I also did the obligatory hour of daydreaming where I thought (as I stared at the jumble of wires that lead to and from my computer), if I could invent an economical form of wireless energy transfer, I would be set for the rest of my life. My research brought me to Nikola Tesla, and my adoration for him and his work continues. I mean, if the sun can do it, why can't we? But then I read about all the physics and unfortunately, electromagnetism was probably my weakest subject in physics. I do Newtonian much better.

My greatest fear is my bank account. I can last for awhile on my savings, but the bills must be paid, not to mention getting gouged for national health insurance. When it comes to being frugal, I have my ways to be the most miserly of us all. Yesterday, dinner was a hamburger from McDonald's, and it was the most delicious hamburger ever because it was free! I had a coupon.

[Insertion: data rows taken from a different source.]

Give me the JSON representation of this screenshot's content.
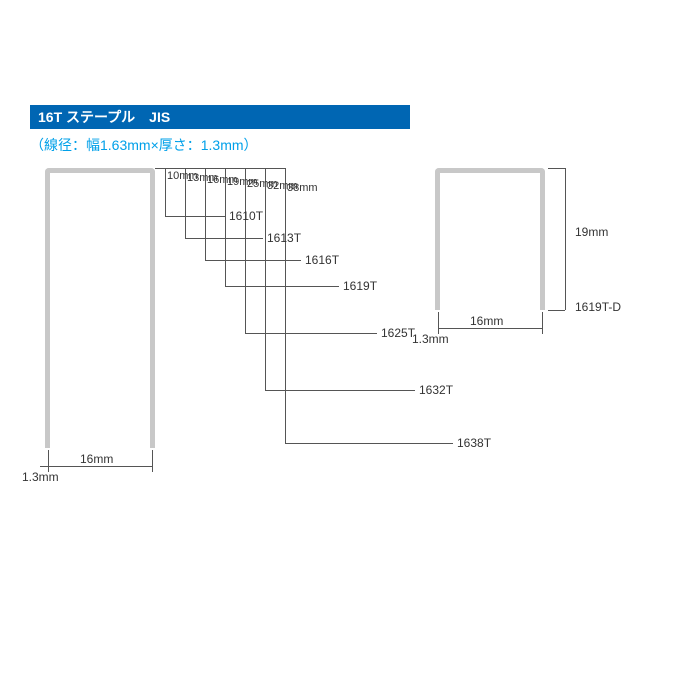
{
  "title": "16T ステープル　JIS",
  "title_bg": "#0066b3",
  "subtitle": "（線径：幅1.63mm×厚さ：1.3mm）",
  "subtitle_color": "#00a0e9",
  "width_label": "16mm",
  "thickness_label": "1.3mm",
  "variants": [
    {
      "code": "1610T",
      "length": "10mm"
    },
    {
      "code": "1613T",
      "length": "13mm"
    },
    {
      "code": "1616T",
      "length": "16mm"
    },
    {
      "code": "1619T",
      "length": "19mm"
    },
    {
      "code": "1625T",
      "length": "25mm"
    },
    {
      "code": "1632T",
      "length": "32mm"
    },
    {
      "code": "1638T",
      "length": "38mm"
    }
  ],
  "small": {
    "code": "1619T-D",
    "length": "19mm",
    "width": "16mm",
    "thickness": "1.3mm"
  },
  "colors": {
    "staple": "#c8c8c8",
    "line": "#555555",
    "text": "#333333"
  }
}
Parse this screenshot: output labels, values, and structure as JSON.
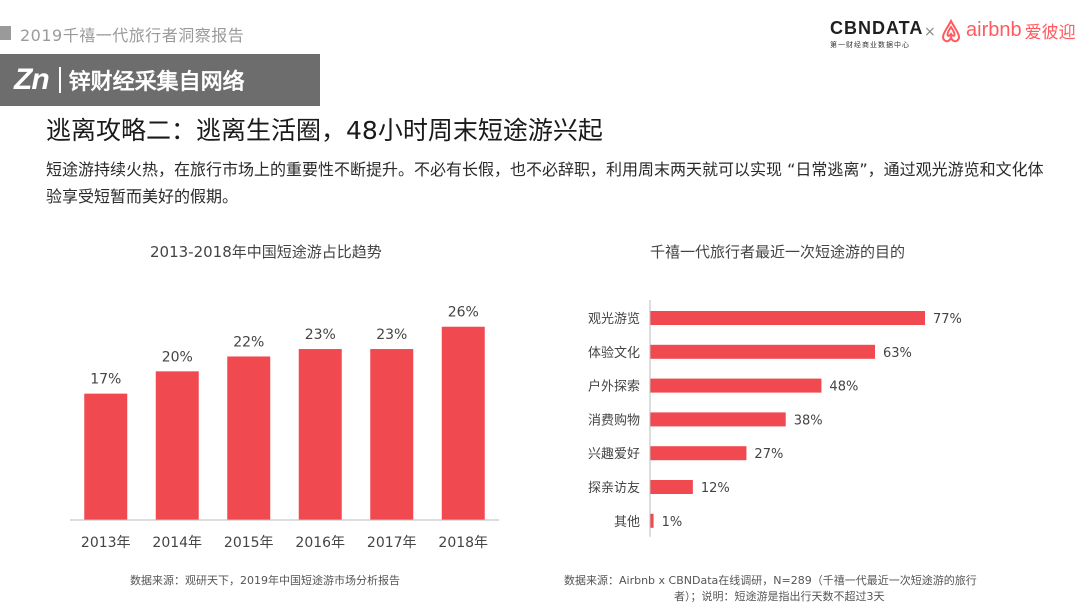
{
  "header": {
    "report_title": "2019千禧一代旅行者洞察报告",
    "cbn_logo_text": "CBNDATA",
    "cbn_logo_sub": "第一财经商业数据中心",
    "times": "×",
    "airbnb_name": "airbnb",
    "airbnb_cn": "爱彼迎"
  },
  "watermark": {
    "brand": "Zn",
    "text": "锌财经采集自网络"
  },
  "headline": "逃离攻略二：逃离生活圈，48小时周末短途游兴起",
  "description": "短途游持续火热，在旅行市场上的重要性不断提升。不必有长假，也不必辞职，利用周末两天就可以实现 “日常逃离”，通过观光游览和文化体验享受短暂而美好的假期。",
  "chart_data": [
    {
      "type": "bar",
      "title": "2013-2018年中国短途游占比趋势",
      "categories": [
        "2013年",
        "2014年",
        "2015年",
        "2016年",
        "2017年",
        "2018年"
      ],
      "values": [
        17,
        20,
        22,
        23,
        23,
        26
      ],
      "value_labels": [
        "17%",
        "20%",
        "22%",
        "23%",
        "23%",
        "26%"
      ],
      "unit": "%",
      "ylim": [
        0,
        30
      ],
      "color": "#f04a50",
      "source": "数据来源：观研天下，2019年中国短途游市场分析报告"
    },
    {
      "type": "bar",
      "orientation": "horizontal",
      "title": "千禧一代旅行者最近一次短途游的目的",
      "categories": [
        "观光游览",
        "体验文化",
        "户外探索",
        "消费购物",
        "兴趣爱好",
        "探亲访友",
        "其他"
      ],
      "values": [
        77,
        63,
        48,
        38,
        27,
        12,
        1
      ],
      "value_labels": [
        "77%",
        "63%",
        "48%",
        "38%",
        "27%",
        "12%",
        "1%"
      ],
      "unit": "%",
      "xlim": [
        0,
        100
      ],
      "color": "#f04a50",
      "source_line1": "数据来源：Airbnb x CBNData在线调研，N=289（千禧一代最近一次短途游的旅行",
      "source_line2": "者）；说明：短途游是指出行天数不超过3天"
    }
  ],
  "colors": {
    "accent": "#f04a50",
    "airbnb": "#ff5a5f",
    "muted": "#9a9a9a"
  }
}
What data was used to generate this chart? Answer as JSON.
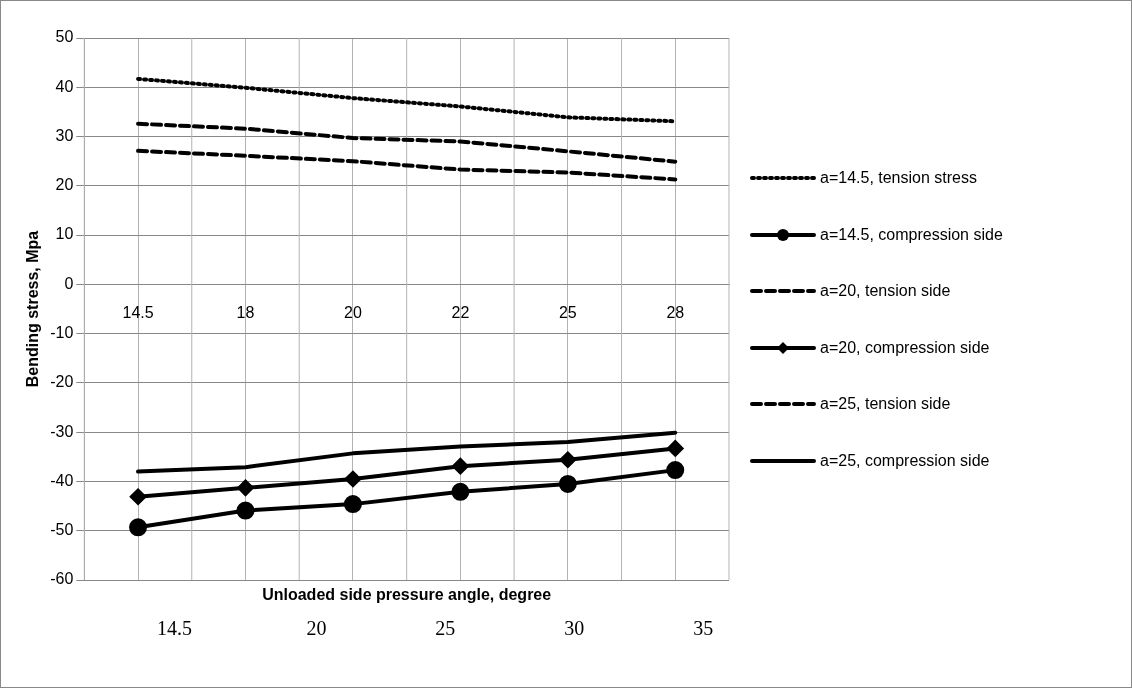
{
  "chart_data": {
    "type": "line",
    "xlabel": "Unloaded side pressure angle, degree",
    "ylabel": "Bending stress, Mpa",
    "categories": [
      "14.5",
      "18",
      "20",
      "22",
      "25",
      "28"
    ],
    "ylim": [
      -60,
      50
    ],
    "yticks": [
      -60,
      -50,
      -40,
      -30,
      -20,
      -10,
      0,
      10,
      20,
      30,
      40,
      50
    ],
    "x2lim": [
      11,
      36
    ],
    "x2ticks": [
      14.5,
      20,
      25,
      30,
      35
    ],
    "grid": true,
    "legend": "right",
    "series": [
      {
        "name": "a=14.5, tension stress",
        "color": "#000000",
        "line_style": "dotted",
        "marker": "none",
        "values": [
          41.7,
          39.9,
          37.8,
          36.1,
          33.9,
          33.1
        ]
      },
      {
        "name": "a=14.5, compression side",
        "color": "#000000",
        "line_style": "solid",
        "marker": "circle",
        "values": [
          -49.3,
          -45.9,
          -44.6,
          -42.1,
          -40.5,
          -37.7
        ]
      },
      {
        "name": "a=20, tension side",
        "color": "#000000",
        "line_style": "dashed",
        "marker": "none",
        "values": [
          32.6,
          31.6,
          29.7,
          29.0,
          27.0,
          24.9
        ]
      },
      {
        "name": "a=20, compression side",
        "color": "#000000",
        "line_style": "solid",
        "marker": "diamond",
        "values": [
          -43.1,
          -41.3,
          -39.5,
          -36.9,
          -35.6,
          -33.3
        ]
      },
      {
        "name": "a=25, tension side",
        "color": "#000000",
        "line_style": "dashed",
        "marker": "none",
        "values": [
          27.1,
          26.1,
          25.0,
          23.3,
          22.7,
          21.3
        ]
      },
      {
        "name": "a=25, compression side",
        "color": "#000000",
        "line_style": "solid",
        "marker": "none",
        "values": [
          -38.0,
          -37.1,
          -34.3,
          -32.9,
          -32.0,
          -30.1
        ]
      }
    ]
  }
}
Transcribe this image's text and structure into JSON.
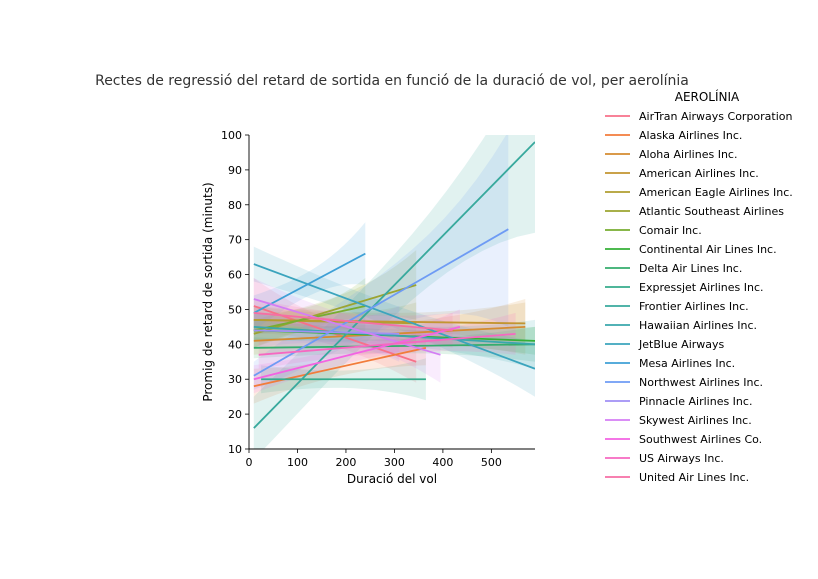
{
  "chart_data": {
    "type": "line",
    "title": "Rectes de regressió del retard de sortida en funció de la duració de vol, per aerolínia",
    "xlabel": "Duració del vol",
    "ylabel": "Promig de retard de sortida (minuts)",
    "xlim": [
      0,
      590
    ],
    "ylim": [
      10,
      100
    ],
    "xticks": [
      0,
      100,
      200,
      300,
      400,
      500
    ],
    "yticks": [
      10,
      20,
      30,
      40,
      50,
      60,
      70,
      80,
      90,
      100
    ],
    "grid": false,
    "legend_title": "AEROLÍNIA",
    "legend_position": "right",
    "series": [
      {
        "name": "AirTran Airways Corporation",
        "color": "#f77189",
        "x": [
          10,
          345
        ],
        "y": [
          51,
          35
        ],
        "ci": [
          8,
          6
        ]
      },
      {
        "name": "Alaska Airlines Inc.",
        "color": "#f27c3b",
        "x": [
          10,
          365
        ],
        "y": [
          28,
          39
        ],
        "ci": [
          5,
          5
        ]
      },
      {
        "name": "Aloha Airlines Inc.",
        "color": "#d58b31",
        "x": [
          10,
          570
        ],
        "y": [
          41,
          45
        ],
        "ci": [
          4,
          8
        ]
      },
      {
        "name": "American Airlines Inc.",
        "color": "#c39531",
        "x": [
          10,
          570
        ],
        "y": [
          47,
          46
        ],
        "ci": [
          4,
          6
        ]
      },
      {
        "name": "American Eagle Airlines Inc.",
        "color": "#b19e31",
        "x": [
          10,
          345
        ],
        "y": [
          47,
          46
        ],
        "ci": [
          4,
          6
        ]
      },
      {
        "name": "Atlantic Southeast Airlines",
        "color": "#9ca431",
        "x": [
          10,
          345
        ],
        "y": [
          43,
          57
        ],
        "ci": [
          4,
          10
        ]
      },
      {
        "name": "Comair Inc.",
        "color": "#77ad31",
        "x": [
          10,
          240
        ],
        "y": [
          44,
          51
        ],
        "ci": [
          5,
          8
        ]
      },
      {
        "name": "Continental Air Lines Inc.",
        "color": "#35b037",
        "x": [
          10,
          590
        ],
        "y": [
          44,
          41
        ],
        "ci": [
          3,
          4
        ]
      },
      {
        "name": "Delta Air Lines Inc.",
        "color": "#35ad6d",
        "x": [
          10,
          590
        ],
        "y": [
          39,
          40
        ],
        "ci": [
          3,
          5
        ]
      },
      {
        "name": "Expressjet Airlines Inc.",
        "color": "#36ab8b",
        "x": [
          25,
          365
        ],
        "y": [
          30,
          30
        ],
        "ci": [
          4,
          6
        ]
      },
      {
        "name": "Frontier Airlines Inc.",
        "color": "#38a99d",
        "x": [
          10,
          590
        ],
        "y": [
          16,
          98
        ],
        "ci": [
          9,
          26
        ]
      },
      {
        "name": "Hawaiian Airlines Inc.",
        "color": "#39a7ac",
        "x": [
          10,
          590
        ],
        "y": [
          45,
          40
        ],
        "ci": [
          4,
          7
        ]
      },
      {
        "name": "JetBlue Airways",
        "color": "#3ba4bd",
        "x": [
          10,
          590
        ],
        "y": [
          63,
          33
        ],
        "ci": [
          5,
          8
        ]
      },
      {
        "name": "Mesa Airlines Inc.",
        "color": "#3fa0d6",
        "x": [
          10,
          240
        ],
        "y": [
          49,
          66
        ],
        "ci": [
          5,
          9
        ]
      },
      {
        "name": "Northwest Airlines Inc.",
        "color": "#6e9bf4",
        "x": [
          10,
          535
        ],
        "y": [
          31,
          73
        ],
        "ci": [
          4,
          28
        ]
      },
      {
        "name": "Pinnacle Airlines Inc.",
        "color": "#a18ff5",
        "x": [
          10,
          310
        ],
        "y": [
          44,
          43
        ],
        "ci": [
          5,
          8
        ]
      },
      {
        "name": "Skywest Airlines Inc.",
        "color": "#d47ef4",
        "x": [
          10,
          395
        ],
        "y": [
          53,
          37
        ],
        "ci": [
          6,
          8
        ]
      },
      {
        "name": "Southwest Airlines Co.",
        "color": "#f363e2",
        "x": [
          10,
          435
        ],
        "y": [
          30,
          45
        ],
        "ci": [
          4,
          5
        ]
      },
      {
        "name": "US Airways Inc.",
        "color": "#f668c1",
        "x": [
          20,
          550
        ],
        "y": [
          37,
          43
        ],
        "ci": [
          4,
          6
        ]
      },
      {
        "name": "United Air Lines Inc.",
        "color": "#f66ea5",
        "x": [
          10,
          420
        ],
        "y": [
          49,
          44
        ],
        "ci": [
          4,
          5
        ]
      }
    ]
  }
}
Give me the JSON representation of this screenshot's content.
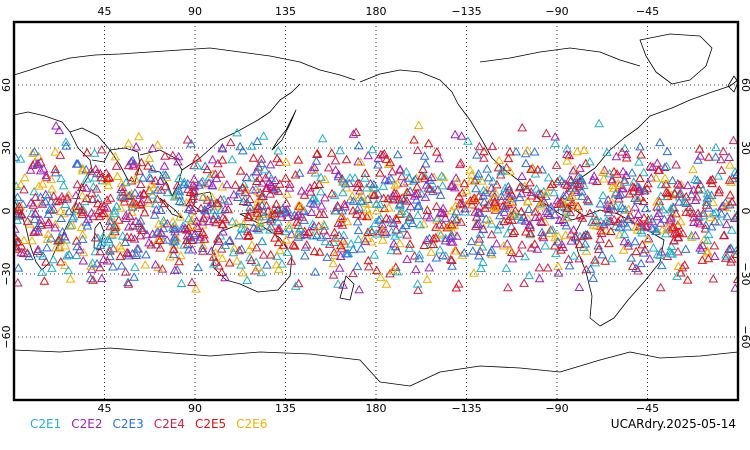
{
  "map": {
    "projection": "cylindrical-equidistant",
    "lon_range": [
      0,
      360
    ],
    "lat_range": [
      -90,
      90
    ],
    "lon_ticks": [
      {
        "lon": 45,
        "label": "45"
      },
      {
        "lon": 90,
        "label": "90"
      },
      {
        "lon": 135,
        "label": "135"
      },
      {
        "lon": 180,
        "label": "180"
      },
      {
        "lon": 225,
        "label": "−135"
      },
      {
        "lon": 270,
        "label": "−90"
      },
      {
        "lon": 315,
        "label": "−45"
      }
    ],
    "lat_ticks": [
      {
        "lat": 60,
        "label": "60"
      },
      {
        "lat": 30,
        "label": "30"
      },
      {
        "lat": 0,
        "label": "0"
      },
      {
        "lat": -30,
        "label": "−30"
      },
      {
        "lat": -60,
        "label": "−60"
      }
    ],
    "grid": "dotted",
    "marker": "triangle-outline",
    "colors": {
      "frame": "#000000",
      "coast": "#000000",
      "grid": "#000000"
    }
  },
  "chart_data": {
    "type": "scatter",
    "series": [
      {
        "name": "C2E1",
        "color": "#1fb3c8",
        "lat_range": [
          -45,
          45
        ]
      },
      {
        "name": "C2E2",
        "color": "#a020c0",
        "lat_range": [
          -45,
          45
        ]
      },
      {
        "name": "C2E3",
        "color": "#2a6fe0",
        "lat_range": [
          -45,
          45
        ]
      },
      {
        "name": "C2E4",
        "color": "#d0204a",
        "lat_range": [
          -45,
          45
        ]
      },
      {
        "name": "C2E5",
        "color": "#e01010",
        "lat_range": [
          -45,
          45
        ]
      },
      {
        "name": "C2E6",
        "color": "#f0b000",
        "lat_range": [
          -45,
          45
        ]
      }
    ],
    "xlim": [
      0,
      360
    ],
    "ylim": [
      -90,
      90
    ]
  },
  "footer": {
    "stamp": "UCARdry.2025-05-14"
  }
}
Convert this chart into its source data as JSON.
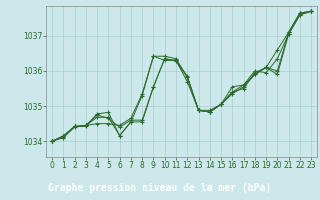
{
  "background_color": "#cce8ea",
  "plot_bg_color": "#cce8ea",
  "label_bar_color": "#2d6a2d",
  "line_color": "#2d6a2d",
  "grid_color": "#aacccc",
  "xlabel": "Graphe pression niveau de la mer (hPa)",
  "xlabel_fontsize": 7.0,
  "tick_fontsize": 5.5,
  "xlim": [
    -0.5,
    23.5
  ],
  "ylim": [
    1033.55,
    1037.85
  ],
  "yticks": [
    1034,
    1035,
    1036,
    1037
  ],
  "xticks": [
    0,
    1,
    2,
    3,
    4,
    5,
    6,
    7,
    8,
    9,
    10,
    11,
    12,
    13,
    14,
    15,
    16,
    17,
    18,
    19,
    20,
    21,
    22,
    23
  ],
  "series": [
    [
      1034.0,
      1034.1,
      1034.4,
      1034.45,
      1034.75,
      1034.65,
      1034.4,
      1034.6,
      1034.6,
      1035.55,
      1036.35,
      1036.3,
      1035.85,
      1034.88,
      1034.88,
      1035.05,
      1035.35,
      1035.55,
      1035.9,
      1036.1,
      1036.6,
      1037.1,
      1037.65,
      1037.7
    ],
    [
      1034.0,
      1034.12,
      1034.42,
      1034.42,
      1034.78,
      1034.82,
      1034.16,
      1034.55,
      1034.55,
      1035.55,
      1036.35,
      1036.28,
      1035.83,
      1034.88,
      1034.83,
      1035.05,
      1035.4,
      1035.6,
      1035.9,
      1036.1,
      1035.9,
      1037.05,
      1037.6,
      1037.7
    ],
    [
      1034.0,
      1034.15,
      1034.42,
      1034.45,
      1034.68,
      1034.68,
      1034.16,
      1034.55,
      1035.3,
      1036.42,
      1036.42,
      1036.35,
      1035.83,
      1034.88,
      1034.83,
      1035.05,
      1035.55,
      1035.6,
      1036.0,
      1035.95,
      1036.35,
      1037.05,
      1037.6,
      1037.7
    ],
    [
      1034.0,
      1034.15,
      1034.42,
      1034.45,
      1034.5,
      1034.5,
      1034.45,
      1034.65,
      1035.35,
      1036.42,
      1036.3,
      1036.3,
      1035.7,
      1034.88,
      1034.83,
      1035.05,
      1035.4,
      1035.5,
      1035.95,
      1036.1,
      1036.0,
      1037.1,
      1037.65,
      1037.7
    ]
  ]
}
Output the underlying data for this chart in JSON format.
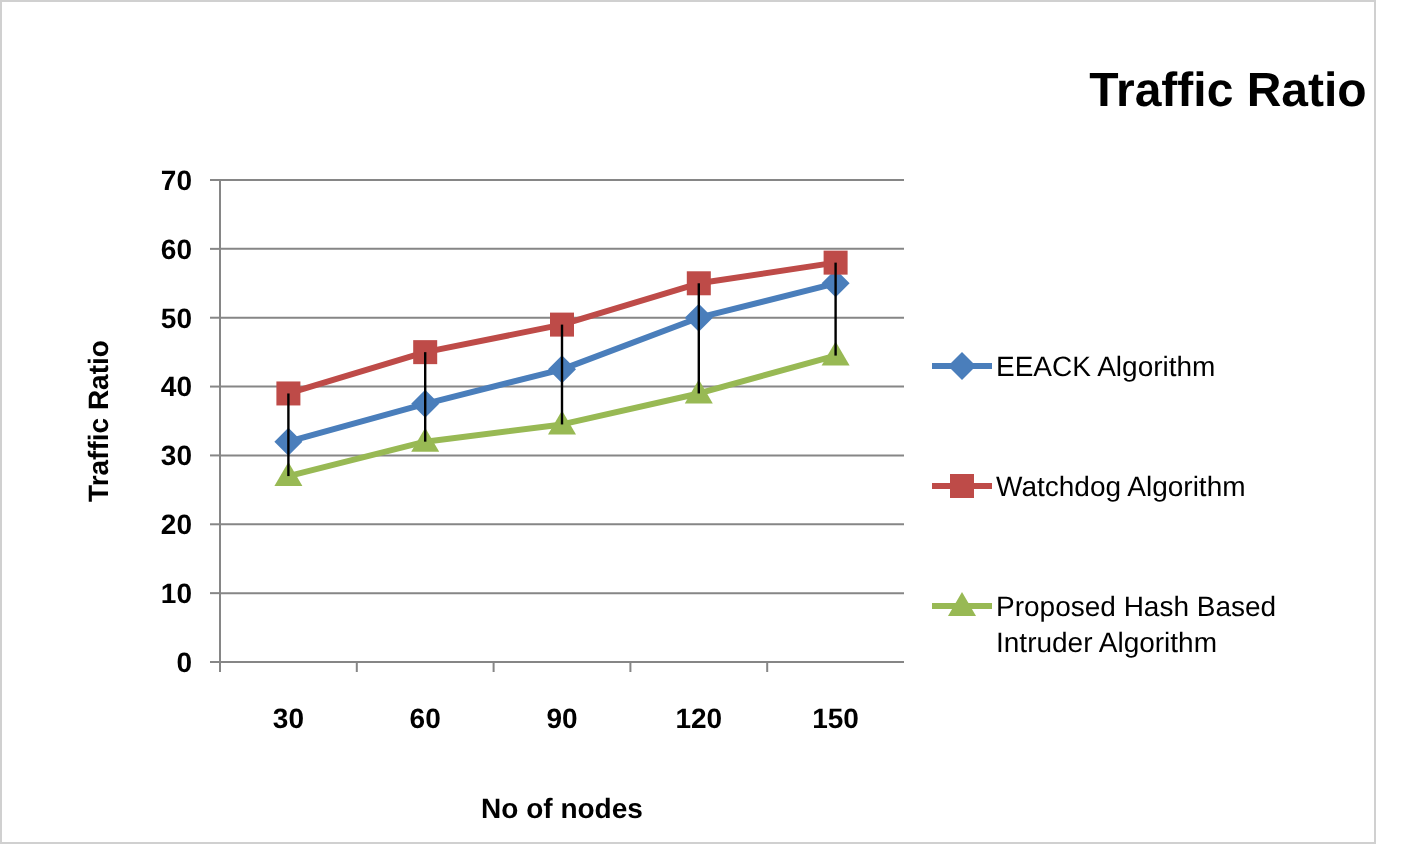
{
  "chart_data": {
    "type": "line",
    "title": "Traffic Ratio",
    "xlabel": "No of nodes",
    "ylabel": "Traffic Ratio",
    "categories": [
      "30",
      "60",
      "90",
      "120",
      "150"
    ],
    "series": [
      {
        "name": "EEACK Algorithm",
        "color": "#4a7ebb",
        "marker": "diamond",
        "values": [
          32,
          37.5,
          42.5,
          50,
          55
        ]
      },
      {
        "name": "Watchdog Algorithm",
        "color": "#be4b48",
        "marker": "square",
        "values": [
          39,
          45,
          49,
          55,
          58
        ],
        "errors": [
          [
            27,
            39
          ],
          [
            32,
            45
          ],
          [
            34.5,
            49
          ],
          [
            39,
            55
          ],
          [
            44.5,
            58
          ]
        ]
      },
      {
        "name": "Proposed Hash Based Intruder Algorithm",
        "color": "#98b954",
        "marker": "triangle",
        "values": [
          27,
          32,
          34.5,
          39,
          44.5
        ]
      }
    ],
    "ylim": [
      0,
      70
    ],
    "yticks": [
      0,
      10,
      20,
      30,
      40,
      50,
      60,
      70
    ],
    "grid": "y",
    "legend": "right"
  }
}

But I have my limits, and after I left the McDonald's to go for a night stroll in the beautiful weather (because it's free), I found a woman closely tailing me as I left the store, who then promptly turned around and returned to her original spot 20 meters later. I passed by on the same strip as I was walking home, and, as I had guessed, that's where many prostitutes hang out. Which I did not know before. One of them tried to catch my attention with Chinese accented Japanese, and I quickly looked at her and she seemed quite wholesome, not what I envisioned a sex worker looked like in my mind's eye.

Of course, sex workers nowadays I suppose don't do the feather boa fishnet stocking thing anymore, unless they are drag queens, and thus probably not prostitutes.

I wonder what brought her there, I wonder if she enjoyed her line of work, and I wonder how often she found a client. If I had the money, I should like to ask an hour of her time to have those questions answered.

I also wonder if I'll ever need to stand on that same strip. Five dolla make you holla! I jest. Or do I...?

The response I give to everyone that asks about my current situation is, "Yes, it might be difficult, but it's exciting! Isn't this what youth is about? Not knowing the future? Wondering where it will all end up?"

Which is for the most part true. It is exciting, and I wonder what will happen. But most older adults ask these questions from the security of their own job security and assets and savings. And while they may have been in a similar position before, I wonder if they remember what it's like to live it.

If you remember, please let me know.

To be honest, I am scared. I don't know what will happen, and even though I know what I want to do, I lack direction and do not have the gift of sight to see what the proper steps I should be taking are. At this point, I should be considering a career, not just jobs. But I suppose the best I can do is keep applying and see what happens. I've come to realize that the things that are most worth having in life aren't given, but earned. I hold no hope that it'll all just magically work out.

But sometimes, I wish that that was all that it took, just a little hope and it will all be ok.